Everybody used to call him “old man.” His body was swollen. He had to urinate every half an hour. He hadn’t seen sunlight for many days. I realised that his body was swollen due to the extreme cold as the
winter was at its frigid peak.
All of a sudden the old man screamed, and the guard called him to come nearer. The vulnerable old man hobbled like a cripple out of the room though.
“Is it in your home that you can go piss as you like?” the guard asked.
The guard finally permitted him to use the toilet but warned, “If you don’t arrive within a minute, you’ll be in trouble.”
I felt extremely sorry for him because of the way the guard had behaved with him.
After using the toilet, the old man quietly came close to me. He asked my name and address and the place and date of my arrest. I whispered the answer to him. He was terrified because there was a rule that detainees were not allowed to talk to each other or they would be whipped.
I learned later that the old man was Tika Kandel from Balefi in Dhading District. He was an Ayurvedic doctor working at the Little Angel’s School in Hattiban in Lalitpur District as a health assistant. The security forces had arrested him from his home. In the beginning, he was detained by the Rajdal Battalion in Lagankhel in Lalitpur District; but after three months, he was transferred to the Bhairabnath Battalion. He said he was innocent.
He was my first friend in custody.

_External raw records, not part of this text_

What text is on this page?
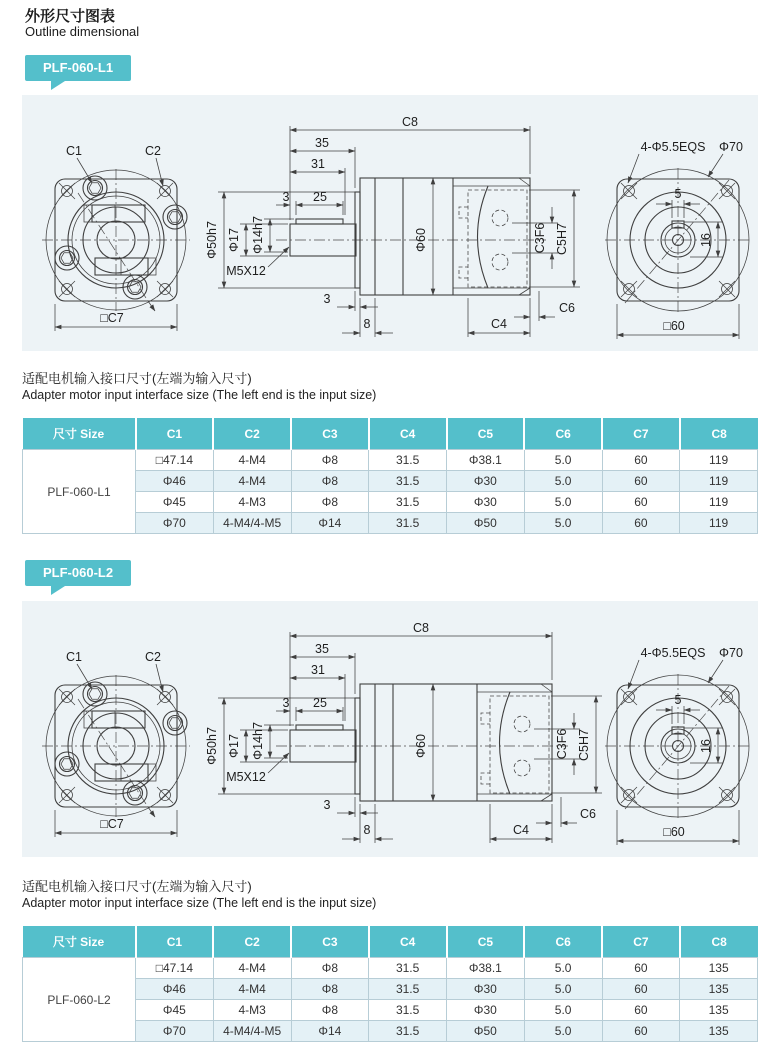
外形尺寸图表
Outline dimensional
PLF-060-L1
C1	C2
□C7
C8
35
31
3 25
Φ50h7 Φ17 Φ14h7
M5X12
Φ60	C3F6 C5H7
3
8	C4
C6
4-Φ5.5EQS Φ70
5
16
□60
适配电机输入接口尺寸(左端为输入尺寸)
Adapter motor input interface size (The left end is the input size)
尺寸 Size	C1	C2	C3	C4	C5	C6	C7	C8
PLF-060-L1	□47.14	4-M4	Φ8	31.5	Φ38.1	5.0	60	119
	Φ46	4-M4	Φ8	31.5	Φ30	5.0	60	119
	Φ45	4-M3	Φ8	31.5	Φ30	5.0	60	119
	Φ70	4-M4/4-M5	Φ14	31.5	Φ50	5.0	60	119
PLF-060-L2
C1	C2
□C7
C8
35
31
3 25
Φ50h7 Φ17 Φ14h7
M5X12
Φ60	C3F6 C5H7
3
8	C4
C6
4-Φ5.5EQS Φ70
5
16
□60
适配电机输入接口尺寸(左端为输入尺寸)
Adapter motor input interface size (The left end is the input size)
尺寸 Size	C1	C2	C3	C4	C5	C6	C7	C8
PLF-060-L2	□47.14	4-M4	Φ8	31.5	Φ38.1	5.0	60	135
	Φ46	4-M4	Φ8	31.5	Φ30	5.0	60	135
	Φ45	4-M3	Φ8	31.5	Φ30	5.0	60	135
	Φ70	4-M4/4-M5	Φ14	31.5	Φ50	5.0	60	135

He looked like the painter Leonardo da Vinci because of his long grey hair and beard. He looked very old, but I learned later he was just 41. His hair hadn’t been trimmed for three months, and consequently, his dirty appearancethe beard and moustachemade him seem older. Tika’s strength had deteriorated after relentless periods of torture. I felt extremely sad at the physical condition of my first friend in custody.
I asked him to guess the number of detainees in custody.
“Perhaps 80 people right now,” he whispered to me. “There were about 150 to 200 detainees a month ago. Many of them were transferred from here, but I am not sure where they were taken.”
I felt good knowing that I was not the only detainee there, but I worried about the detainees who had been moved.
“Are they still alive?” I asked him.
I worried about our fate as well. Disappearances were common, and people had less hope these days of living a full life. There were rumours that the army did not let people live once they were taken out of custody.
After a while, Tika left me and went to his place that was nearby. In the meantime, I heard a woman cry out loud. She wanted to use the toilet. It was then that I knew there were other detainees, some of whom were women. I heard the guards beating someone mercilessly shortly after the women cried for the toilet. The guards usually said, “You are only allowed to go to the toilet after your clothes are wet with urine.”
The detainees had to do involuntary activities in order to use the toilet. Someone had to slither on the ground like a snake, someone had to stand on their head, and some people had to crawl between the legs of another person. The guards used to get a lot of enjoyment from watching such inhuman activities. I felt the guards were amusing themselves by insulting the dignity of the detainees. They played with the detainees as if they were playing with the dog in their home. The detainees, however, had little choice but to accept whatever demeaning games the guards devised. Otherwise, we had to be ready for more torture.